Not so in Wales. And so ‘Welsh Studies’ is the only term we have to describe the collective effort by scholars and writers in a multitude of different disciplines across the Sciences as well as the Arts to review every aspect of that which has made, and continues to make, us the people that we are. Without such intelligent, rigorous, reflective self-knowledge, Wales – like any other national community – would cease to exist.
Because at bottom every such community is a conditional ideological construct – what Renan vividly called ‘a daily plebiscite’. Such intellectually structured forms of self-reflexivity are therefore universal in national communities across the globe, recognized as being of the first importance for the ‘body politic’. Consequently, they are actively supported, and promoted by their universities – key modern institutions for the purpose – and securely underwritten by indispensable financial and other guarantees.
But this is not the case in Wales. Here, ‘Welsh Studies’ in any meaningful sense has never been ‘mainstreamed’ and thus robustly ‘institutionalised’, by any of our academic institutions. It has always enjoyed a grudging, shadowy, marginal, maverick and decidedly shaky existence. A generation ago the study of Welsh history was in serious danger of disappearing, as a cadre of historians reached retirement age and, with no policy of guaranteed replacement, universities dragged their feet.
Had it indeed disappeared, then there could now be no Huw Edwards with his popular TV overviews of the long, colourful Welsh past. In Welsh universities, the existence of ‘Welsh Studies’ has always been disgracefully precarious. But currently it is facing a threat as serious as any.

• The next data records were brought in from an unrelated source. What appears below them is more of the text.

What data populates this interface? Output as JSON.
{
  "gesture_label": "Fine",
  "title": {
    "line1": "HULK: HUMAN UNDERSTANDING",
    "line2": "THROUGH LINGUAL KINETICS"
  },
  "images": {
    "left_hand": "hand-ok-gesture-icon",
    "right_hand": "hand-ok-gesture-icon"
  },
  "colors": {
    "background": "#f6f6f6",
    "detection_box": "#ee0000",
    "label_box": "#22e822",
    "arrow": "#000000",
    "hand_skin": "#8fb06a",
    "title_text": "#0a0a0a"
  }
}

Indeed the scholars of Wales are currently staring disaster in the face. The Higher Education Council for Wales has announced that as from early this summer the modest funding arrangements (currently £132,000 a yea) upon which Welsh Studies publications have largely depended for the last fifteen years will be discontinued. And no decision about whether or not it should be renewed will be made until at least the end of 2014. That immediately places at risk preparation for the 2020 Research Excellence Framework, the new system for assessing the quality of research in UK higher education institutions.
Although not all Welsh Studies publications are dependent on a distinct funding stream, the great majority are. When this stream dries up, it removes from presses and from most scholars a crucial means of guaranteeing quality production to the census deadline of the end of 2019. Consequently, young scholars will have to think very hard before entering the field of Welsh Studies, and established scholars may have to consider retraining for services elsewhere.

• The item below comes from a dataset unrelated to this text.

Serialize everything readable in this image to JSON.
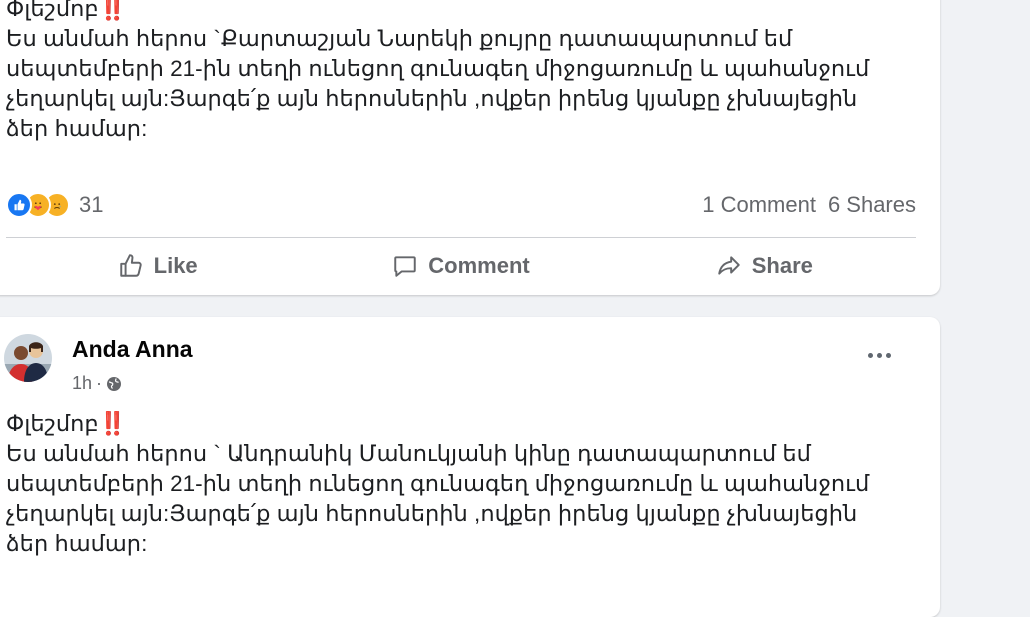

For those prepared to take the above risks, planning for REF would be very heavily compromised. Since presses would require submission of texts by mid-2018 in order to guarantee publication, most scholars – even if funding were to be resumed – would have only from late 2015 (the process of agreeing a contract with a press could not reasonably be completed before then) in which both to research and to publish their monographs.
That is less than three years in total. One is left wondering whether those with the power to reach fateful funding decisions actually have any active experience of research these days. Or has the clear divide of ‘career paths’ between management and scholarship that now sadly characterises the higher education system begun to produce the expected pernicious effects?
This situation is so worrying that it calls for a powerful, concerted, and clearly focused response. Consequently the Learned Society of Wales has in mind to co-ordinate a campaign to address what is an urgent problem. Longer term, the formation of a ‘Welsh Studies Association’ would seem to be very much in the interests of scholars in all the numerous relevant disciplines that embrace Medicine and the Sciences as well as the Social Sciences, Arts and Humanities.